New Testament
James: Diaspora Rhetoric of a Friend of God, by Margaret Aymer. Margaret Aymer’s primer orients readers to key critical debates concerning James, relying on recent scholars’ proposals about its structure and rhetoric. Her distinctive focus on James’s efforts to impart a theological identity to dispersed, migrant believers asks us to evaluate our own cultural location and social demographics as we determine what faithfulness, influence, and resistance might look like today.
Sacred Sense: Discovering the Wonder of God’s Word and World, by William P. Brown. Encounters with God are not about accumulating knowledge or uncovering ironclad answers; rather, these moments strike us with wonder and yearning. William Brown lingers over 16 passages drawn from the Old and New Testaments, illustrating how a range of biblical genres, natural realities, human sensations, and life experiences provide opportunities to meet God. His attention falls mostly on passages and questions that excite our expectations rather than raise problems or pose threats. Overall, Brown draws a composite sketch of God and God’s works, which are tremendous yet knowable in both transcendence and immanence.

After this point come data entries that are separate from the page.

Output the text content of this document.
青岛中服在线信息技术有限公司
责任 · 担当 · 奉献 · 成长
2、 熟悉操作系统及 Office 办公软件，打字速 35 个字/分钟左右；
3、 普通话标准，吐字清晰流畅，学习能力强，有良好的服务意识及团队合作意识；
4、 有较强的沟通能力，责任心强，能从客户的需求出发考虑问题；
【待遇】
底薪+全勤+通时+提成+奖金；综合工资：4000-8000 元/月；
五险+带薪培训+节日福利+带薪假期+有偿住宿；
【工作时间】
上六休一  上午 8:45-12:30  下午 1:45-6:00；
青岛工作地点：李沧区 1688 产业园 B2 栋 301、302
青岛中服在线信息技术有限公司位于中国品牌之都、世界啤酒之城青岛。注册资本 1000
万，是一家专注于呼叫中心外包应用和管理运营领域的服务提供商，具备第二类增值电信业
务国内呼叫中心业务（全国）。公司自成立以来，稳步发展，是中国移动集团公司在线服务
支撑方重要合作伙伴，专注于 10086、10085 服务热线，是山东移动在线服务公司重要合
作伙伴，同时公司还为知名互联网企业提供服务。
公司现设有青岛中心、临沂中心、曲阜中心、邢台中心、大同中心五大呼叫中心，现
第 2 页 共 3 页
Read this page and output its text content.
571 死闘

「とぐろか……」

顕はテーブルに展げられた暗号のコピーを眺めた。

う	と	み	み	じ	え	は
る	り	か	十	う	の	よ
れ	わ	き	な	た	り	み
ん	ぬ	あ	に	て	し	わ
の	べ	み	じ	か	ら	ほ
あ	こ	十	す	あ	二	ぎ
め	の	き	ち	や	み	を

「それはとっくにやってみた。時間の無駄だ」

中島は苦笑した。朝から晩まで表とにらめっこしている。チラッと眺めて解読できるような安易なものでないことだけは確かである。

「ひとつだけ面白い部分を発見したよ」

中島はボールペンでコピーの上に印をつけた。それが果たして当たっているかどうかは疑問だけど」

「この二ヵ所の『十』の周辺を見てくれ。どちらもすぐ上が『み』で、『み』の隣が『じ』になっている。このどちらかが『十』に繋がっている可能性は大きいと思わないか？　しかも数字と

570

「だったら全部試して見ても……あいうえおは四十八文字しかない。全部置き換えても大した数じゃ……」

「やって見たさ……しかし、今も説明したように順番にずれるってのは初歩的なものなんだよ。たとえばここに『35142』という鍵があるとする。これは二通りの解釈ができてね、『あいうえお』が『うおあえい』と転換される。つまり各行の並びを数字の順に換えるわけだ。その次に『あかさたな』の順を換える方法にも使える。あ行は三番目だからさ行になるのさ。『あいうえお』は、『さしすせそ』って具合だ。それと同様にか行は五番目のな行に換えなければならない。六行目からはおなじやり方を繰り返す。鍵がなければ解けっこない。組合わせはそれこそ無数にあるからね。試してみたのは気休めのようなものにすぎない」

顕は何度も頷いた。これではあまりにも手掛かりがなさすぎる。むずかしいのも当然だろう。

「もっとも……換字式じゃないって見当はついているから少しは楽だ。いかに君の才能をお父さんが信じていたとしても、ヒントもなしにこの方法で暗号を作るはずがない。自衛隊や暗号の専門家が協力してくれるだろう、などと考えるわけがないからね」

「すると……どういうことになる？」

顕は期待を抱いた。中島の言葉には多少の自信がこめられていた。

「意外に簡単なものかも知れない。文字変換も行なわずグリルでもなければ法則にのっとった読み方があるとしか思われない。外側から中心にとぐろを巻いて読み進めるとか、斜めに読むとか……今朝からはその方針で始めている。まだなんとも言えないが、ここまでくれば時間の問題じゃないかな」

Encountering God in Tyrannical Texts: Reflections on Paul, Women, and the Authority of Scripture, by Frances Taylor Gench. With an attentive teacher’s care, Frances Taylor Gench conducts basic and well-written explorations into the historical contexts of the most galling Pauline verses—the ones that shout: “Don’t speak! Be subject! Cover your heads!” She consistently encourages readers to expand their thinking beyond these discrete passages by clarifying the nature of biblical authority and contending for the value of reading difficult texts with critical charity. The book’s tone and its end-of-chapter reflection questions make it worth sharing with people who fear that struggling with the Bible signifies a lack of faith or insufficient respect for scripture.